Friday, November 9, 2007

Sorry, dear, I was on the phone with the press...

We were getting ready for our trip to Lexington when the phone rang. It was Josh [unpronounceable last name] from the Scranton Times-Tribune, calling to ask me about the lawsuit. He's called twice since then, once while we were driving, once after we arrived at Coffee Jones's house. Let's hear it for cell phones!

What lawsuit? Oh, you know -- just your basic celebrity suing the little people . . . Like, don't you have one going on in your neighborhood?

Here's what happened. Hub 1.0 and I bought Harmony in 2000. At that time, our realtor pointed out the huge (old-fashioned-bank-branch huge) Greek Revival manse in town. It had been some sort of an environmental center and, we were assured, it had been renovated in a very inappropriate way. It was also massively out of proportion with its neighbors -- it looked like a doll house plunked down amid a miniature train layout.

About a year later, we heard that a D-list celebrity had bought it. Who? Well, do this: Take any famous sitcom from the 1980s, think of one of the male leads, and that's your celebrity. Honestly, I think that's all you need -- a has-been actor that everyone older than 25 remembers, with a Hollywood-based ego and the notion that our little town is a perfect "snow globe" setting.

So DLC bought the huge Tara house. At first, this seemed a benign if quirky addition to the milieu. He bought a couple modest Greek Revival cottages across the street from Tara and fixed them up. (We were told that one was for his mother, but I gather she has declined to live there.) When the volunteer fire company wanted to put in their new firehouse next door to Tara, where they already owned a building, he offered them a large amount of money to relocate. When the local meeting house -- which had been deeded to the township but was pretty unusable in its present state -- came up for auction, DLC bought it and tore it down. He bought the local delicatessen (which had gone out of business). He bought the defunct general store and tore that down. He bought the post office.

At the present time, DLC owns eight properties (at least) and Tara has been stripped of some of its inconveniently modest neighbors. When you drive into town, you see Tara in all its glory without any obstruction . . . once you look past the gazebo.

Ah, the gazebo. On a modest triangle of land created by the conjunction of three roads, the gazebo -- which is the same size you would have if you bought one at the garden center -- is brown and slightly rustic. And it cannot be denied that one sees the gazebo before, or at the same time, as one sees Tara. Tara's about 20 times as big, but still...

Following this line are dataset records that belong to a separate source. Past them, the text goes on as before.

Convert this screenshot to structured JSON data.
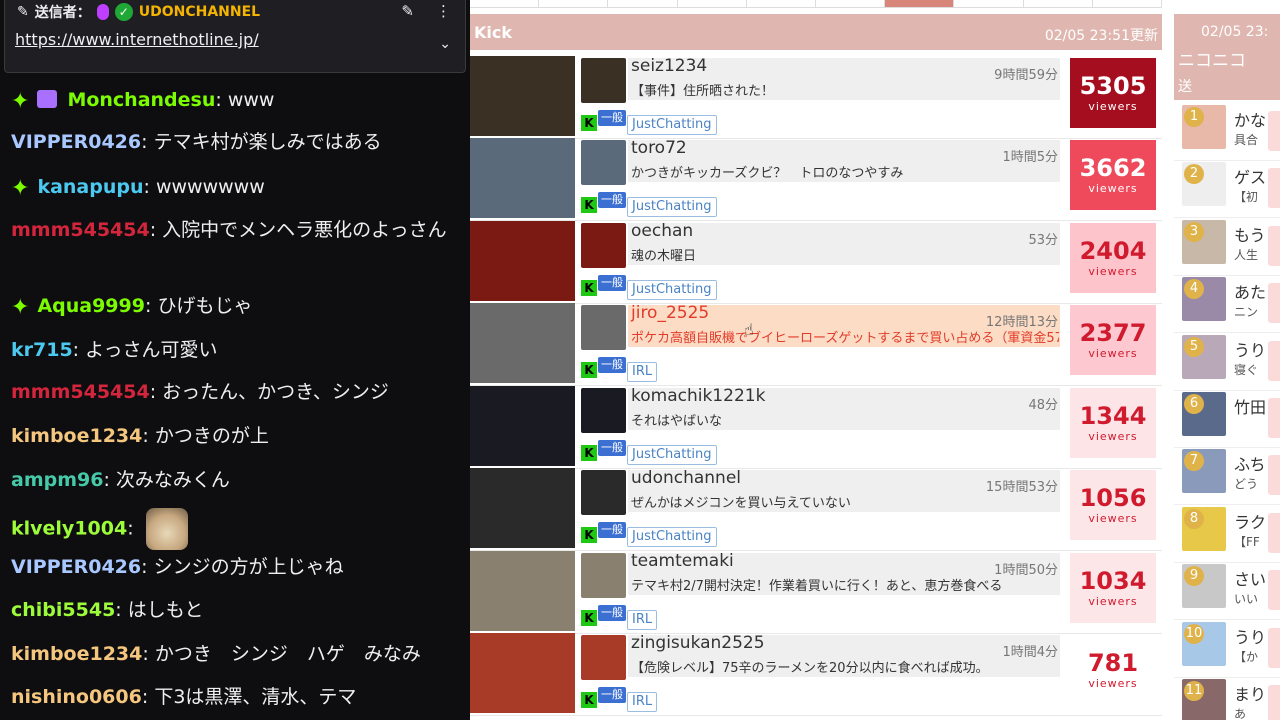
{
  "chat": {
    "pinned": {
      "pin_icon": "pin-icon",
      "sender_label": "送信者：",
      "channel": "UDONCHANNEL",
      "url": "https://www.internethotline.jp/",
      "colors": {
        "mic": "#bf3fff",
        "verified": "#1fa836",
        "channel": "#f4b400"
      }
    },
    "messages": [
      {
        "badges": [
          "sparkle-badge",
          "gift-badge"
        ],
        "user": "Monchandesu",
        "color": "#7CFC00",
        "text": "www"
      },
      {
        "badges": [],
        "user": "VIPPER0426",
        "color": "#a8c8ff",
        "text": "テマキ村が楽しみではある"
      },
      {
        "badges": [
          "sparkle-badge"
        ],
        "user": "kanapupu",
        "color": "#4cc9f0",
        "text": "wwwwwww"
      },
      {
        "badges": [],
        "user": "mmm545454",
        "color": "#d3253c",
        "text": "入院中でメンヘラ悪化のよっさん"
      },
      {
        "badges": [
          "sparkle-badge"
        ],
        "user": "Aqua9999",
        "color": "#7CFC00",
        "text": "ひげもじゃ"
      },
      {
        "badges": [],
        "user": "kr715",
        "color": "#4cc9f0",
        "text": "よっさん可愛い"
      },
      {
        "badges": [],
        "user": "mmm545454",
        "color": "#d3253c",
        "text": "おったん、かつき、シンジ"
      },
      {
        "badges": [],
        "user": "kimboe1234",
        "color": "#f5c77e",
        "text": "かつきのが上"
      },
      {
        "badges": [],
        "user": "ampm96",
        "color": "#46c9a8",
        "text": "次みなみくん"
      },
      {
        "badges": [],
        "user": "klvely1004",
        "color": "#9dfc39",
        "text": "",
        "emote": "cat-emote"
      },
      {
        "badges": [],
        "user": "VIPPER0426",
        "color": "#a8c8ff",
        "text": "シンジの方が上じゃね"
      },
      {
        "badges": [],
        "user": "chibi5545",
        "color": "#9dfc39",
        "text": "はしもと"
      },
      {
        "badges": [],
        "user": "kimboe1234",
        "color": "#f5c77e",
        "text": "かつき　シンジ　ハゲ　みなみ"
      },
      {
        "badges": [],
        "user": "nishino0606",
        "color": "#f5c77e",
        "text": "下3は黒澤、清水、テマ"
      }
    ]
  },
  "ranking": {
    "title": "Kick",
    "updated": "02/05 23:51更新",
    "viewers_label": "viewers",
    "general_badge": "一般",
    "k_logo": "K",
    "rows": [
      {
        "name": "seiz1234",
        "title": "【事件】住所晒された！",
        "duration": "9時間59分",
        "viewers": "5305",
        "category": "JustChatting",
        "box_color": "#a50e1e",
        "num_color": "#ffffff",
        "highlight": false
      },
      {
        "name": "toro72",
        "title": "かつきがキッカーズクビ？　トロのなつやすみ",
        "duration": "1時間5分",
        "viewers": "3662",
        "category": "JustChatting",
        "box_color": "#ee4a5c",
        "num_color": "#ffffff",
        "highlight": false
      },
      {
        "name": "oechan",
        "title": "魂の木曜日",
        "duration": "53分",
        "viewers": "2404",
        "category": "JustChatting",
        "box_color": "#fdc4cc",
        "num_color": "#d01a2e",
        "highlight": false
      },
      {
        "name": "jiro_2525",
        "title": "ポケカ高額自販機でブイヒーローズゲットするまで買い占める（軍資金57",
        "duration": "12時間13分",
        "viewers": "2377",
        "category": "IRL",
        "box_color": "#fdc8cf",
        "num_color": "#d01a2e",
        "highlight": true
      },
      {
        "name": "komachik1221k",
        "title": "それはやばいな",
        "duration": "48分",
        "viewers": "1344",
        "category": "JustChatting",
        "box_color": "#fde4e6",
        "num_color": "#d01a2e",
        "highlight": false
      },
      {
        "name": "udonchannel",
        "title": "ぜんかはメジコンを買い与えていない",
        "duration": "15時間53分",
        "viewers": "1056",
        "category": "JustChatting",
        "box_color": "#fde6e8",
        "num_color": "#d01a2e",
        "highlight": false
      },
      {
        "name": "teamtemaki",
        "title": "テマキ村2/7開村決定！作業着買いに行く！あと、恵方巻食べる",
        "duration": "1時間50分",
        "viewers": "1034",
        "category": "IRL",
        "box_color": "#fde6e8",
        "num_color": "#d01a2e",
        "highlight": false
      },
      {
        "name": "zingisukan2525",
        "title": "【危険レベル】75辛のラーメンを20分以内に食べれば成功。",
        "duration": "1時間4分",
        "viewers": "781",
        "category": "IRL",
        "box_color": "#ffffff",
        "num_color": "#d01a2e",
        "highlight": false
      }
    ]
  },
  "nico": {
    "updated": "02/05 23:",
    "title": "ニコニコ",
    "send": "送",
    "rows": [
      {
        "rank": "1",
        "name": "かな",
        "sub": "具合"
      },
      {
        "rank": "2",
        "name": "ゲス",
        "sub": "【初"
      },
      {
        "rank": "3",
        "name": "もう",
        "sub": "人生"
      },
      {
        "rank": "4",
        "name": "あた",
        "sub": "ニン"
      },
      {
        "rank": "5",
        "name": "うり",
        "sub": "寝ぐ"
      },
      {
        "rank": "6",
        "name": "竹田",
        "sub": ""
      },
      {
        "rank": "7",
        "name": "ふち",
        "sub": "どう"
      },
      {
        "rank": "8",
        "name": "ラク",
        "sub": "【FF"
      },
      {
        "rank": "9",
        "name": "さい",
        "sub": "いい"
      },
      {
        "rank": "10",
        "name": "うり",
        "sub": "【か"
      },
      {
        "rank": "11",
        "name": "まり",
        "sub": "あ"
      }
    ]
  }
}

As I understand it, the local community group -- which owns the triangle and the gazebo -- hosted a couple events in the past year. And supposedly someone parked on DLC's property. That isn't hard to imagine; he owns property on all three sides of the triangle! He immediately consulted a lawyer, and before anyone knew what was happening, he'd sued the local community group. [Short form of the legal arguments involved: The old general store property deed mentions a residual right in the triangle. The triangle had been sold by the store owner to the LCG in 1941 with two restrictions: they have to keep it as a memorial park and they can't build on it. If they violated either condition, the property reverts to the general store deed. So, is the gazebo a "structure" in the sense the grantor wanted to prohibit, or is it the sort of thing you find in a memorial park? If the former, DLC may win and own the triangle (we do have some equitable defenses); if the latter, we win and the LCG retains the triangle.]

By virtue of having sent in $5 at some point, I belong to the LCG. They can't be super rich, if $5 is all it takes to belong! So when I heard they'd been sued, I volunteered my time pro bono. They had hired a lawyer locally, and he's very good, but free is free, so I got involved. I wanted to depose DLC, but my co-counsel pointed out that getting all the transcripts copied is the expensive part, so that was out. In fact, no discovery at all -- welcome to litigation in the boonies!

I did file a motion for summary judgment (translation for non-lawyers: it says to the judge, "There are no facts in dispute and based on the law, we win.") but the judge denied it without hearing. We kind of thought that was good news, because this particular judge has a habit of ruling against the side he imagines will ultimately win. But when we were ready for the bench trial, the judge recused himself. We're now back in limbo, waiting to be assigned to one of the judges from a neighboring county.

This is where the press comes in. We have a county-wide newspaper, and it ran a rather odd piece about the delay in the trial. This item caught the eye of someone associated with the Scranton newspaper, and the next thing I know, I'm fielding calls from Josh, who sounded young enough that asking him about his high school prom didn't seem out of order. I must not have been a terrible interviewee; by the end of the day he was calling me run his copy by me for help with the wording.

Now we'll see if they spell my name right!